Mitochondrial respiration, ultrastructure, and ATPase activity in cells expressing hFis1. (A) Oxygen consumption in control and hFis1-expressing intact wt MEFs. Forty-eight hours after transfection, cells were harvested, and 108 cells were incubated in HBSS into an oxygen electrode chamber. Where indicated (arrows), the uncoupler FCCP (2 μM) and the complex IV inhibitor NaN3 (10 mM) were added. (B) Oxygen consumption in control and hFis1-expressing permeabilized MEFs. Experiments were as in A, except that the cells (108) were incubated in 0.5 ml EB containing 0.01% (wt/vol) digitonin. Where indicated (arrows), glutamate plus malate (G/M, 5/2.5 mM) or succinate (Succ, 5 mM in the presence of 2 μM Rotenone, an inhibitor of complex I), ADP (100 μM), oligomycin (2.5 μg/ml), FCCP (60 nM), and NaN3 (1 mM) were added. (C) In-gel activity assay of F1-ATPase. Mitochondria from hFis1-transfected and untransfected cells were isolated and solubilized in n-dodecylmaltoside. Solubilized samples were then separated by BN-PAGE as described in experimental procedures. The Blue Native gel was then histochemically stained for ATP hydrolysis activity. Mitochondria isolated from human hearth samples were loaded as a control. (D) Representative ultrastructure of mitochondria in hFis1-expressing cells. Cells transfected with hFis1 were fixed, and standard electron microsopy images were acquired as described. Bar, 100 nm.

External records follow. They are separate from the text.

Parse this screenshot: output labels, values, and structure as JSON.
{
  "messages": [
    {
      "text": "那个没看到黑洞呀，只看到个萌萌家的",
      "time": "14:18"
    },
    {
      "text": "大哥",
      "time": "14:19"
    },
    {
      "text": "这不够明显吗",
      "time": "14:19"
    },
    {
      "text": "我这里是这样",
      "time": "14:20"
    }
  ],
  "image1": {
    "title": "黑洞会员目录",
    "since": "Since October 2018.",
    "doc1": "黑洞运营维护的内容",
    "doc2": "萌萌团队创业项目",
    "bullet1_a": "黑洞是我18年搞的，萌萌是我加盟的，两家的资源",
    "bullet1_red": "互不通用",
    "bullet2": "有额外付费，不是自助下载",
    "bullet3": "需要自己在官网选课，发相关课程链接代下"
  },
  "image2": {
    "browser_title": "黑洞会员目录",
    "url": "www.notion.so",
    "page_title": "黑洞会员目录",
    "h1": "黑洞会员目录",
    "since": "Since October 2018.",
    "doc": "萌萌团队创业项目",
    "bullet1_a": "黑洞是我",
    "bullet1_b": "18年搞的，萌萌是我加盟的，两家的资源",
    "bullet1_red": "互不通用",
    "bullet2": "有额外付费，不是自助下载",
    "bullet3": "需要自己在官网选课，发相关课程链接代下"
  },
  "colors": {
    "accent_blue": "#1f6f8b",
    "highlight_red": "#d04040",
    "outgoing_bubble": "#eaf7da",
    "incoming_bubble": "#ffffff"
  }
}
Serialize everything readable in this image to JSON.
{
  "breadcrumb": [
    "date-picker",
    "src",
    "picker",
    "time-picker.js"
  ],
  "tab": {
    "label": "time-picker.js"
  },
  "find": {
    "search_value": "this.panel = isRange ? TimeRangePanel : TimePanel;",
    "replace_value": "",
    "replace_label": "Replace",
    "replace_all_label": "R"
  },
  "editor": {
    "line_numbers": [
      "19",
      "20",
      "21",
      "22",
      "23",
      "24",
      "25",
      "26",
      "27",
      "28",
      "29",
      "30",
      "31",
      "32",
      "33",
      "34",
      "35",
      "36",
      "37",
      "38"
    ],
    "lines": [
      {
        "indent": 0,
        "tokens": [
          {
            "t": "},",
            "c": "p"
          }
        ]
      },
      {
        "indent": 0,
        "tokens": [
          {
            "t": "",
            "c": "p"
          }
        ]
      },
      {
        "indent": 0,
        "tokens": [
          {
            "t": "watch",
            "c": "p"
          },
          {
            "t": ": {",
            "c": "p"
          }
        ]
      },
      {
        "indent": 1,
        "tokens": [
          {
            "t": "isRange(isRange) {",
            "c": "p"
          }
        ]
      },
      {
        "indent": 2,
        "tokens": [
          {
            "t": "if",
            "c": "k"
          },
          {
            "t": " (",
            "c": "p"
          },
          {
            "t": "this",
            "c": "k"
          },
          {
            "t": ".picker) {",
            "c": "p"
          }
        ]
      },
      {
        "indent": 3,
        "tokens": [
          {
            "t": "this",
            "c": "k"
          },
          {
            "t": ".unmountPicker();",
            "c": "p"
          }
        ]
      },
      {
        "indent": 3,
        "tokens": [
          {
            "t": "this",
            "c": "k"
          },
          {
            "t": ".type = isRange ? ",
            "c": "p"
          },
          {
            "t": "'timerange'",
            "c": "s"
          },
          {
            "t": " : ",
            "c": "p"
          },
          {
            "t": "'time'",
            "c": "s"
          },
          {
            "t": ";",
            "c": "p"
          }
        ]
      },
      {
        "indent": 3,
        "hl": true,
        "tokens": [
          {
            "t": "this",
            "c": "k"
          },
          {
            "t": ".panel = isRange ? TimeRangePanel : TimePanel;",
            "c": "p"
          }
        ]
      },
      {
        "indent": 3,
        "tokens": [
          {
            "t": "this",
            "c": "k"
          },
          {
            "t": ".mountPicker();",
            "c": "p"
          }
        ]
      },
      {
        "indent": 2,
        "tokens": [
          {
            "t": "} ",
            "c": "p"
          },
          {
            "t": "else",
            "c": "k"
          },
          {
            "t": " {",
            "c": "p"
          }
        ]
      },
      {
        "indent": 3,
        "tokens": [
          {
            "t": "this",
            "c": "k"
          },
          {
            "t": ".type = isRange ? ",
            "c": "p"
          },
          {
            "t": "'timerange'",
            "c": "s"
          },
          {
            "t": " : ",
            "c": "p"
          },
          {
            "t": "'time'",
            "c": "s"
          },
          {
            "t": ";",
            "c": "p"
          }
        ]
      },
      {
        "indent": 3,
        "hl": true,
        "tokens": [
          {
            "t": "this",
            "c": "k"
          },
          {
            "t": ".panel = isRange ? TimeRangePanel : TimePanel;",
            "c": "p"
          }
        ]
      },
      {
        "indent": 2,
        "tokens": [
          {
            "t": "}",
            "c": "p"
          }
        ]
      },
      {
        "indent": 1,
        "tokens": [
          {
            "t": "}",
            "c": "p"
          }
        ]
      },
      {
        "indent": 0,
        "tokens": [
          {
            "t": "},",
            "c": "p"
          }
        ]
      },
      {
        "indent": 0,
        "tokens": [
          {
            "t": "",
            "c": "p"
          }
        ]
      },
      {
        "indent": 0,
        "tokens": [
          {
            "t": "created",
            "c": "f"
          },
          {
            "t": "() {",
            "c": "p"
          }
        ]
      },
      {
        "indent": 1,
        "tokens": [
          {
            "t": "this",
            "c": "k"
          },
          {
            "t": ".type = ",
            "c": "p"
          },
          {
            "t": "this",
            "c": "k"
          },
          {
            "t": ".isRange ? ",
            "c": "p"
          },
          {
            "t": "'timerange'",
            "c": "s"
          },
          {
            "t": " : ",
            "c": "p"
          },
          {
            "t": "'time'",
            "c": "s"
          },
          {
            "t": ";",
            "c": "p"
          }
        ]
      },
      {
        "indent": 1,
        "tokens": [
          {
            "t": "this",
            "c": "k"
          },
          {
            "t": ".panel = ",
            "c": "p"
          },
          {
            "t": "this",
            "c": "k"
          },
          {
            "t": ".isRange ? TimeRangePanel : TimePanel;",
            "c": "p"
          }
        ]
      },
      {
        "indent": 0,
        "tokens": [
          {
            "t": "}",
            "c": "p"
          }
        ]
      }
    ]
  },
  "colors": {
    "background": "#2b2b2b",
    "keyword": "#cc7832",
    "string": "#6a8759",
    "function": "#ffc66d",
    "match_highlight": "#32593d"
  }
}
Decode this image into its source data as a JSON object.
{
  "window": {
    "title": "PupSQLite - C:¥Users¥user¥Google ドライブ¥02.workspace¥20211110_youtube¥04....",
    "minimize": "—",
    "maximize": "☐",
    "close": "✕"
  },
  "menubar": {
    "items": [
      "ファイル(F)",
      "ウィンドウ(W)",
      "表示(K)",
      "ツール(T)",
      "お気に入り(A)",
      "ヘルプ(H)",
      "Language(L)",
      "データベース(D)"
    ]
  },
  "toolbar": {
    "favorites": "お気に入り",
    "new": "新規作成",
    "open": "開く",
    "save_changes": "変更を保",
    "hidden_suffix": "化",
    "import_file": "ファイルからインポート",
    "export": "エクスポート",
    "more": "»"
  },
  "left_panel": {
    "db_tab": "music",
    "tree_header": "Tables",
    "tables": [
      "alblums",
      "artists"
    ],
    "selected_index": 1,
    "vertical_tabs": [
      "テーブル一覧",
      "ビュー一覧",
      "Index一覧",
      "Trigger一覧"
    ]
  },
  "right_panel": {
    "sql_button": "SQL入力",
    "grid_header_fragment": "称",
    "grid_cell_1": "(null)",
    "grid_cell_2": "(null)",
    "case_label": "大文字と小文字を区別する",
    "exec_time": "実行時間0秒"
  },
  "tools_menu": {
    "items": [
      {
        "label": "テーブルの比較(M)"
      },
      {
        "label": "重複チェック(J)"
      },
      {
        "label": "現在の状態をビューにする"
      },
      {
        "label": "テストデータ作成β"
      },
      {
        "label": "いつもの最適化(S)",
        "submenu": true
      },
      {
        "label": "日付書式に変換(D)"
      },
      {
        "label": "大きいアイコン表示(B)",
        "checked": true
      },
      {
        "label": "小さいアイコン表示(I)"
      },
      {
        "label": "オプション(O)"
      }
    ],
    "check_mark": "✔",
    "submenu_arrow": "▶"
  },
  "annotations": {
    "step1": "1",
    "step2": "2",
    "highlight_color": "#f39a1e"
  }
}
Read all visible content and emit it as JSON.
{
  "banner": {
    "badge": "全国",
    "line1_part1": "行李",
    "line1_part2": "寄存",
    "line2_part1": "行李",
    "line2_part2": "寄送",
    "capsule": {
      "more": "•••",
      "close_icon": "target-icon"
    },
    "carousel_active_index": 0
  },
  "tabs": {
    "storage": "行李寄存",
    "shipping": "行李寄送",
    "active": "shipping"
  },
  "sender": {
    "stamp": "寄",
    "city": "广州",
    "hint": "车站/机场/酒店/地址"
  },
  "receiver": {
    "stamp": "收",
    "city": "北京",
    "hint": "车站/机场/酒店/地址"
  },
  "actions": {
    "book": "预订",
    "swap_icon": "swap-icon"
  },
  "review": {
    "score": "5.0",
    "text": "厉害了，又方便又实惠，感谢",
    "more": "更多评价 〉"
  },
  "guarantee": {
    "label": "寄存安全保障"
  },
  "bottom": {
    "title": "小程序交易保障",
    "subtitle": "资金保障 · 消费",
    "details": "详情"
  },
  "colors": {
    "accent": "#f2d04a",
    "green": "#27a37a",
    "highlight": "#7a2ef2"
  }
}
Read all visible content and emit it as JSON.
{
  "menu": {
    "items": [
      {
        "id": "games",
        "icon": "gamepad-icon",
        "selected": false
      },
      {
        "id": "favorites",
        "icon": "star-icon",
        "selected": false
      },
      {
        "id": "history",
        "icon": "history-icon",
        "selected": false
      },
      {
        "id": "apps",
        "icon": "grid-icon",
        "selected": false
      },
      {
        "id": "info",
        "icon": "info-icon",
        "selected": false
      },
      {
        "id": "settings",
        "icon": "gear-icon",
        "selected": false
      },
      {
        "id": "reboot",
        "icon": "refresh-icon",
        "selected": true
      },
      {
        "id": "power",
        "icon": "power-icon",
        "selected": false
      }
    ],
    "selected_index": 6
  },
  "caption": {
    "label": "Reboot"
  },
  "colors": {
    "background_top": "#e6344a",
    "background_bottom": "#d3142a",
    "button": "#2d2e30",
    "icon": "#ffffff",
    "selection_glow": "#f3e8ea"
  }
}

The ER Gateway Regulates Apoptosis by hFis1

We measured whether dysfunction was accompanied by cytochrome c release. Cells expressing hFis1 displayed a markedly diffuse cytochrome c immunostaining pattern, a picture similar to that observed in MEFs expressing BAX (Figure 6A). We therefore verified whether hFis1 triggered activation of BAX and BAK. We first used an in vitro assay using purified organelles and recombinant proteins. Incubation of isolated mitochondria with purified cytosol and recombinant active truncated BID (tBID) resulted in the insertion of BAX in the mitochondrial membranes (Figure 6B) and in oligomerization of BAK (Figure 6C). Recombinant HisFIS1 was conversely unable to induce both BAK oligomerization and BAX insertion (Figure 6, B and C). tBID but not hFis1 induced BAX and BAK activation also in situ, as shown by immunostaining with antibodies that specifically recognize the activated forms of these proteins (Figure 6, C and D).

Figure 6.

Figure 6.

hFis1 does not activate BAX and BAK. (A) hFis1 induces release of cytochrome c. wt MEFs were cotransfected with mtRFP and the indicated plasmid. After 24 h, cells were fixed and immunostained for cytochrome c, and confocal images of mtRFP and cytochrome c were acquired. Images are representative of 80 different cells in three independent experiments. Bar, 15 μm. (B) hFis1 does not trigger BAX insertion into mitochondrial membranes. Purified mitochondria (50 μg) were incubated with p7/p15 BID or with r-HisFis1. Mitochondria were then treated with 0.1 M Na2CO3, and alkali-resistant (pellet) and -sensitive fractions (supernatant) were separated by centrifugation. Proteins were separated by SDS-PAGE and immunoblotted using the indicated antibodies. (C) hFis1 does not induce BAK oligomerization. Purified mitochondria (50 μg) were incubated as in A, and proteins were cross-linked where indicated by incubating with bismaleimidohexane (BMH, 10 mM) for 15 min. Samples were separated by SDS-PAGE and immunoblotted with an anti-BAK antibody. Asterisk, BAK multimers; arrow, BAK monomer. (D) hFis1 does not trigger BAX activation in vivo. MEFs were transfected with indicated plasmids, and 48 h after transfection cells were stained for Tom20 and for activated BAX using a BAX-NT antibody and counterstained with FITC- and TRITC-conjugated isotype-matched secondary antibodies. (E) hFis1 does not trigger BAK activation in vivo. wt MEFs were cotransfected with the indicated plasmid and mtYFP. After 48 h cells were fixed and immunostained with a monoclonal anti-BAK antibody and counterstained with a TRITC-conjugated secondary antibody. Bar, 15 μM.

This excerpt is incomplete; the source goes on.